Dans un petit café des années 1930, où les pilotes ont l’habitude de venir raconter leurs périples, Saint-Exupéry se met en scène pour nous livrer le récit de l’une de ses aventures les plus fulgurantes. Le barman l’accompagne alors en prenant la figure de Prévot, son mécanicien.

Nos héros oscillent entre la narration et l’action, métamorphosant rapidement notre petit café en un lieu où l’imaginaire prend tout l’espace. Les éléments du bar sont utilisés pour raconter le voyage en avion, puis le crash, et ensuite la marche dans le désert.

Nous avons cherché à repousser les limites de la narration pour ce projet. Avec l’aide d’une trame sonore originale, où les rythmes et les sonorités orientales se mélangent à des consonances très occidentales, la narration la plus simple prend soudain beaucoup plus d’ampleur et devient une forme de slam. Le spectateur est alors emporté dans l’histoire comme dans une transe.
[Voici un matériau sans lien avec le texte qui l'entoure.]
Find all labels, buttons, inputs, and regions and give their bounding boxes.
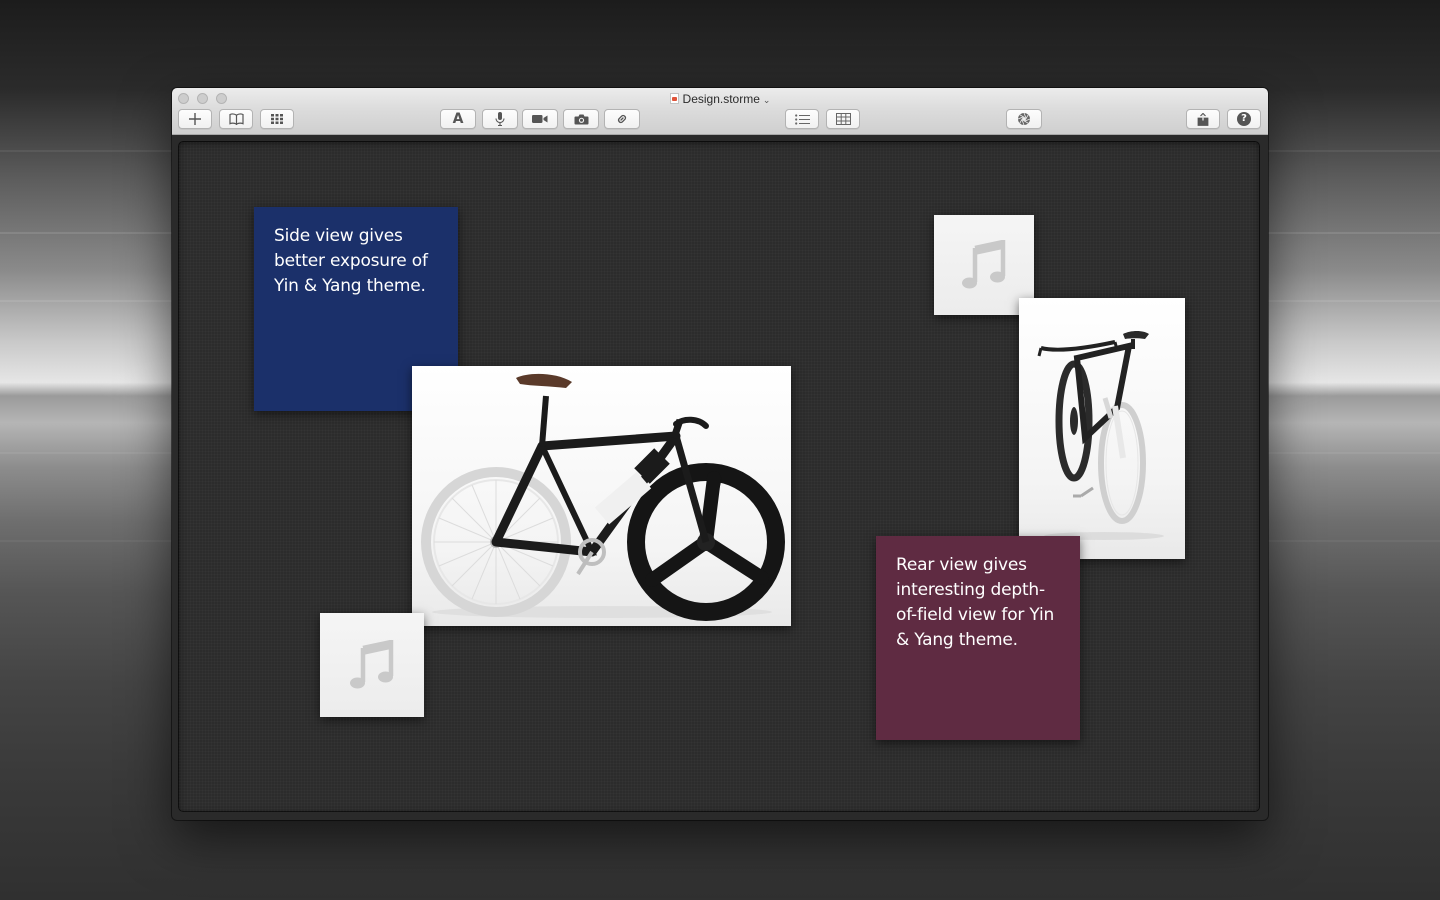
plus-icon [189,113,201,125]
note-rear-view[interactable]: Rear view gives interesting depth-of-fie… [876,536,1080,740]
grid-icon [271,114,283,124]
title-bar: Design.storme ⌄ A ? [172,88,1268,135]
photo-bike-rear[interactable] [1019,298,1185,559]
table-view-button[interactable] [826,109,860,129]
text-icon: A [452,111,464,127]
music-note-icon [962,240,1006,289]
theme-button[interactable] [1006,109,1042,129]
document-icon [669,93,679,104]
take-photo-button[interactable] [563,109,599,129]
aperture-icon [1017,112,1031,126]
record-video-button[interactable] [522,109,558,129]
camera-icon [574,114,588,124]
add-text-button[interactable]: A [440,109,476,129]
add-button[interactable] [178,109,212,129]
photo-bike-side[interactable] [412,366,791,626]
list-view-button[interactable] [785,109,819,129]
bicycle-rear-image [1037,331,1164,540]
board-canvas[interactable]: Side view gives better exposure of Yin &… [178,141,1260,812]
help-icon-glyph: ? [1241,113,1247,124]
app-window: Design.storme ⌄ A ? Side view gives bett… [172,88,1268,820]
list-icon [794,113,810,125]
share-icon [1197,112,1209,126]
add-link-button[interactable] [604,109,640,129]
table-icon [835,113,851,125]
audio-card-bottom[interactable] [320,613,424,717]
video-camera-icon [532,115,548,123]
record-audio-button[interactable] [482,109,518,129]
library-button[interactable] [219,109,253,129]
grid-view-button[interactable] [260,109,294,129]
chevron-down-icon: ⌄ [762,95,771,105]
link-icon [617,114,627,124]
book-icon [228,113,244,125]
help-icon: ? [1237,112,1251,126]
document-title[interactable]: Design.storme ⌄ [172,91,1268,108]
microphone-icon [495,112,505,126]
bicycle-side-image [421,373,785,621]
note-rear-view-text: Rear view gives interesting depth-of-fie… [896,555,1055,650]
document-title-text: Design.storme [682,92,760,106]
help-button[interactable]: ? [1227,109,1261,129]
note-side-view-text: Side view gives better exposure of Yin &… [274,226,428,296]
music-note-icon [350,640,394,689]
share-button[interactable] [1186,109,1220,129]
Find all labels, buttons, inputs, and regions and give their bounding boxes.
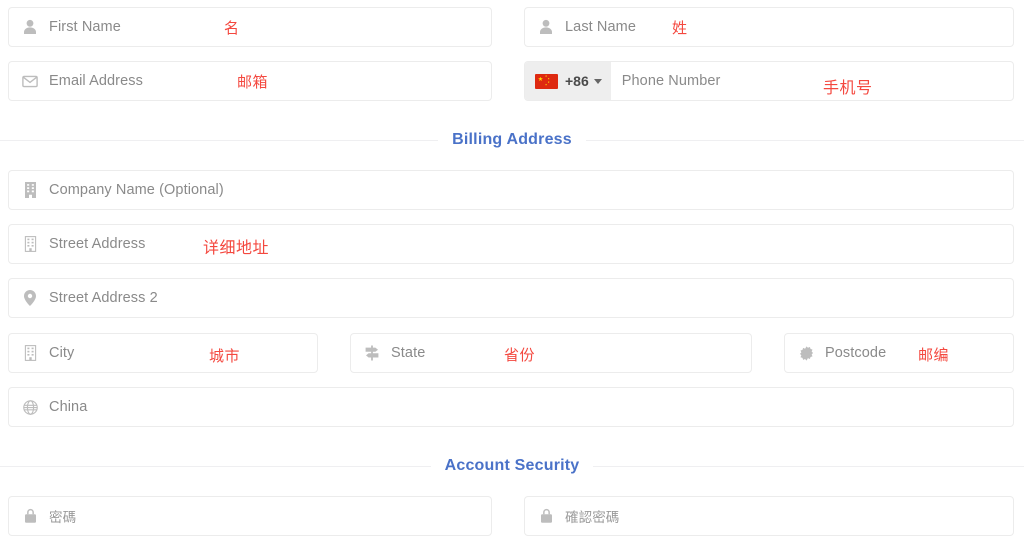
building-icon <box>21 344 39 362</box>
billing-address-section-header: Billing Address <box>0 129 1024 151</box>
account-security-section-header: Account Security <box>0 455 1024 477</box>
last-name-placeholder: Last Name <box>565 19 637 35</box>
state-placeholder: State <box>391 345 426 361</box>
lock-icon <box>21 507 39 525</box>
country-value: China <box>49 399 88 415</box>
phone-placeholder: Phone Number <box>621 73 721 89</box>
building-icon <box>21 235 39 253</box>
password-placeholder: 密碼 <box>49 510 77 525</box>
street-address-placeholder: Street Address <box>49 236 146 252</box>
confirm-password-field[interactable]: 確認密碼 <box>524 496 1014 536</box>
user-icon <box>537 18 555 36</box>
first-name-placeholder: First Name <box>49 19 121 35</box>
dial-code-label: +86 <box>565 73 589 89</box>
annotation-last-name: 姓 <box>672 19 688 37</box>
divider-line-right <box>593 465 1024 467</box>
divider-line-right <box>585 139 1024 141</box>
confirm-password-placeholder: 確認密碼 <box>565 510 620 525</box>
envelope-icon <box>21 72 39 90</box>
user-icon <box>21 18 39 36</box>
annotation-email: 邮箱 <box>237 73 269 91</box>
certificate-icon <box>797 344 815 362</box>
annotation-postcode: 邮编 <box>918 346 950 364</box>
flag-cn-icon <box>535 73 558 89</box>
annotation-city: 城市 <box>209 347 241 365</box>
postcode-placeholder: Postcode <box>825 345 887 361</box>
company-name-placeholder: Company Name (Optional) <box>49 182 224 198</box>
chevron-down-icon <box>593 78 602 84</box>
first-name-field[interactable]: First Name <box>8 7 492 47</box>
city-field[interactable]: City <box>8 333 318 373</box>
map-signs-icon <box>363 344 381 362</box>
phone-field[interactable]: +86 Phone Number <box>524 61 1014 101</box>
phone-number-input[interactable]: Phone Number <box>611 62 1013 100</box>
annotation-phone: 手机号 <box>823 78 873 97</box>
registration-form: First Name Last Name Email Address +86 P… <box>0 0 1024 540</box>
globe-icon <box>21 398 39 416</box>
street-address-field[interactable]: Street Address <box>8 224 1014 264</box>
company-name-field[interactable]: Company Name (Optional) <box>8 170 1014 210</box>
street-address-2-field[interactable]: Street Address 2 <box>8 278 1014 318</box>
building-icon <box>21 181 39 199</box>
lock-icon <box>537 507 555 525</box>
city-placeholder: City <box>49 345 75 361</box>
billing-address-title: Billing Address <box>452 131 572 148</box>
email-placeholder: Email Address <box>49 73 143 89</box>
annotation-state: 省份 <box>504 346 536 364</box>
divider-line-left <box>0 139 439 141</box>
annotation-first-name: 名 <box>224 19 240 37</box>
postcode-field[interactable]: Postcode <box>784 333 1014 373</box>
password-field[interactable]: 密碼 <box>8 496 492 536</box>
street-address-2-placeholder: Street Address 2 <box>49 290 158 306</box>
divider-line-left <box>0 465 431 467</box>
last-name-field[interactable]: Last Name <box>524 7 1014 47</box>
map-marker-icon <box>21 289 39 307</box>
account-security-title: Account Security <box>444 457 580 474</box>
country-dial-code-selector[interactable]: +86 <box>525 62 611 100</box>
annotation-street-address: 详细地址 <box>203 238 270 257</box>
state-field[interactable]: State <box>350 333 752 373</box>
country-field[interactable]: China <box>8 387 1014 427</box>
« Le désert, c’est moi! Le soleil a séché en moi la source des larmes. »

Décors et costumes

C’est à Lauriane Caron-Lachapelle et Carole Vaillancourt que l’on doit l’idée de situer l’action dans un petit café des années 1930. Cette avenue scénographique audacieuse (pour raconter l’histoire d’un crash en plein désert) s’est révélée incroyablement riche d’opportunités pour la mise en scène. Leur grand souci du détail a permis de trouver une homogénéité entre les éléments du décor et les costumes, qui sont aussi d’époque.

Trame sonore

Julien Keable et Laurent Boudreault ont réalisé des pièces entraînantes qui mélangent consonances moyen-orientales et occidentales. Percussions et flûtes arabisantes se mélangent au techno et au indi-rock, pour donner un dynamisme fort qui nous emmène dans la transe des personnages.

Éclairages

La variété des couleurs du désert surprend beaucoup celui qui ne l’a jamais vu. Maxime Clermont-Michaud a traduit le fruit de ses recherches en un travail riche de multiples ambiances nocturnes et diurnes : les bleus des nuits étoilées, le soleil implacable de midi et les feux orangés des crépuscules.